NASA finds evidence of a vast ancient ocean on Mars
An ancient ocean once covered nearly half of the northern hemisphere of Mars making it a more promising place for alien life to have gained a foothold. The huge body of water spread over a fifth of the planet’s surface, as great a portion as the Atlantic covers the Earth, and was a mile deep in places.
In total, the ocean held 20 million cubic kilometres of water, or more than is found in the Arctic Ocean, the researchers found.
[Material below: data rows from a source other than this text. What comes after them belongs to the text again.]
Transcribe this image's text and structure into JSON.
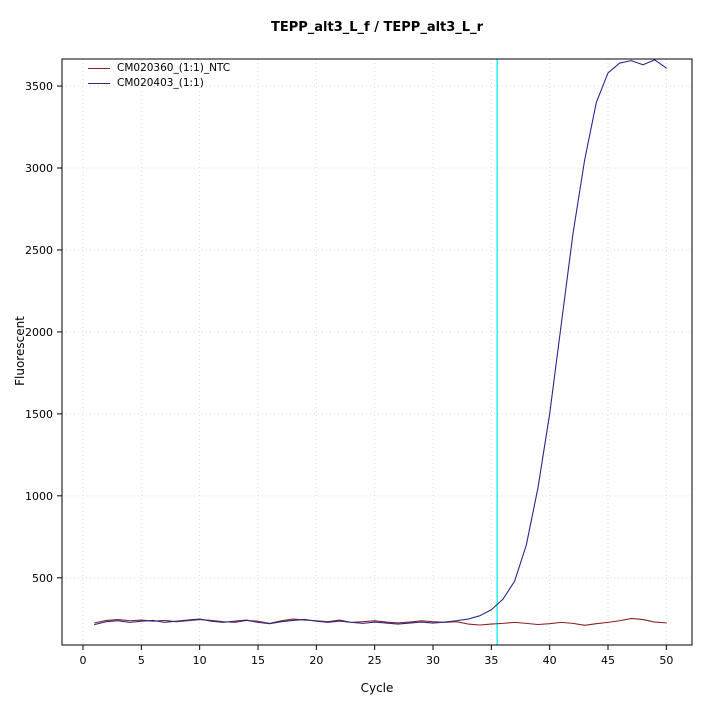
{
  "chart_data": {
    "type": "line",
    "title": "TEPP_alt3_L_f / TEPP_alt3_L_r",
    "xlabel": "Cycle",
    "ylabel": "Fluorescent",
    "legend_position": "top-left",
    "grid": true,
    "x_range": [
      -1.8,
      52.2
    ],
    "y_range": [
      90,
      3665
    ],
    "x_ticks": [
      0,
      5,
      10,
      15,
      20,
      25,
      30,
      35,
      40,
      45,
      50
    ],
    "y_ticks": [
      500,
      1000,
      1500,
      2000,
      2500,
      3000,
      3500
    ],
    "threshold_line": {
      "x": 35.5,
      "color": "#00eeee"
    },
    "x": [
      1,
      2,
      3,
      4,
      5,
      6,
      7,
      8,
      9,
      10,
      11,
      12,
      13,
      14,
      15,
      16,
      17,
      18,
      19,
      20,
      21,
      22,
      23,
      24,
      25,
      26,
      27,
      28,
      29,
      30,
      31,
      32,
      33,
      34,
      35,
      36,
      37,
      38,
      39,
      40,
      41,
      42,
      43,
      44,
      45,
      46,
      47,
      48,
      49,
      50
    ],
    "series": [
      {
        "name": "CM020360_(1:1)_NTC",
        "color": "#8b2323",
        "values": [
          225,
          240,
          245,
          238,
          242,
          235,
          240,
          232,
          238,
          245,
          240,
          232,
          228,
          240,
          235,
          222,
          238,
          248,
          242,
          238,
          232,
          242,
          228,
          232,
          238,
          230,
          225,
          230,
          238,
          232,
          228,
          232,
          218,
          212,
          218,
          222,
          228,
          222,
          215,
          220,
          228,
          222,
          210,
          220,
          228,
          238,
          252,
          245,
          230,
          225
        ]
      },
      {
        "name": "CM020403_(1:1)",
        "color": "#28288b",
        "values": [
          215,
          232,
          238,
          228,
          235,
          240,
          228,
          235,
          242,
          248,
          235,
          228,
          235,
          242,
          228,
          220,
          232,
          240,
          246,
          235,
          228,
          236,
          228,
          222,
          230,
          224,
          218,
          224,
          230,
          224,
          230,
          238,
          248,
          268,
          305,
          370,
          480,
          700,
          1050,
          1500,
          2050,
          2600,
          3050,
          3400,
          3580,
          3640,
          3655,
          3630,
          3660,
          3610
        ]
      }
    ]
  }
}
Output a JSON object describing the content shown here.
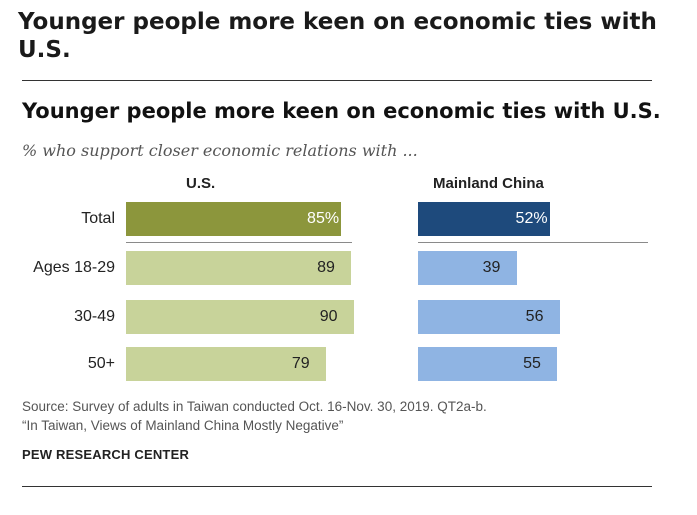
{
  "page": {
    "heading": "Younger people more keen on economic ties with U.S."
  },
  "chart_data": {
    "type": "bar",
    "title": "Younger people more keen on economic ties with U.S.",
    "subtitle": "% who support closer economic relations with ...",
    "categories": [
      "Total",
      "Ages 18-29",
      "30-49",
      "50+"
    ],
    "value_labels": {
      "us": [
        "85%",
        "89",
        "90",
        "79"
      ],
      "china": [
        "52%",
        "39",
        "56",
        "55"
      ]
    },
    "series": [
      {
        "name": "U.S.",
        "values": [
          85,
          89,
          90,
          79
        ]
      },
      {
        "name": "Mainland China",
        "values": [
          52,
          39,
          56,
          55
        ]
      }
    ],
    "colors": {
      "us_total": "#8c963c",
      "us": "#c8d39a",
      "china_total": "#1e4a7c",
      "china": "#8fb4e3"
    },
    "ylim": [
      0,
      100
    ]
  },
  "source": {
    "line1": "Source: Survey of adults in Taiwan conducted Oct. 16-Nov. 30, 2019. QT2a-b.",
    "line2": "“In Taiwan, Views of Mainland China Mostly Negative”"
  },
  "brand": "PEW RESEARCH CENTER"
}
Unveiled by Nasa on Thursday, the compelling evidence for the primitive ocean adds to an emerging picture of Mars as a warm and wet world in its youth, which trickled with streams, winding river deltas, and long-standing lakes, soon after it formed 4.5bn years ago.
The view of the planet’s ancient history radically re-writes what many scientists believed only a decade ago. Back then, flowing water was widely considered to have been a more erratic presence on Mars, gushing forth only rarely, and never forming long-standing seas and oceans.
“A major question has been how much water did Mars actually have when it was young and how did it lose that water?” said Michael Mumma, a senior scientist at Nasa Goddard Space Flight Center in Maryland.
Writing in the journal, Science, the Nasa team, and others at the European Southern Observatory (ESO) in Munich, provide an answer after studying Mars with three of the most powerful infra-red telescopes in the world.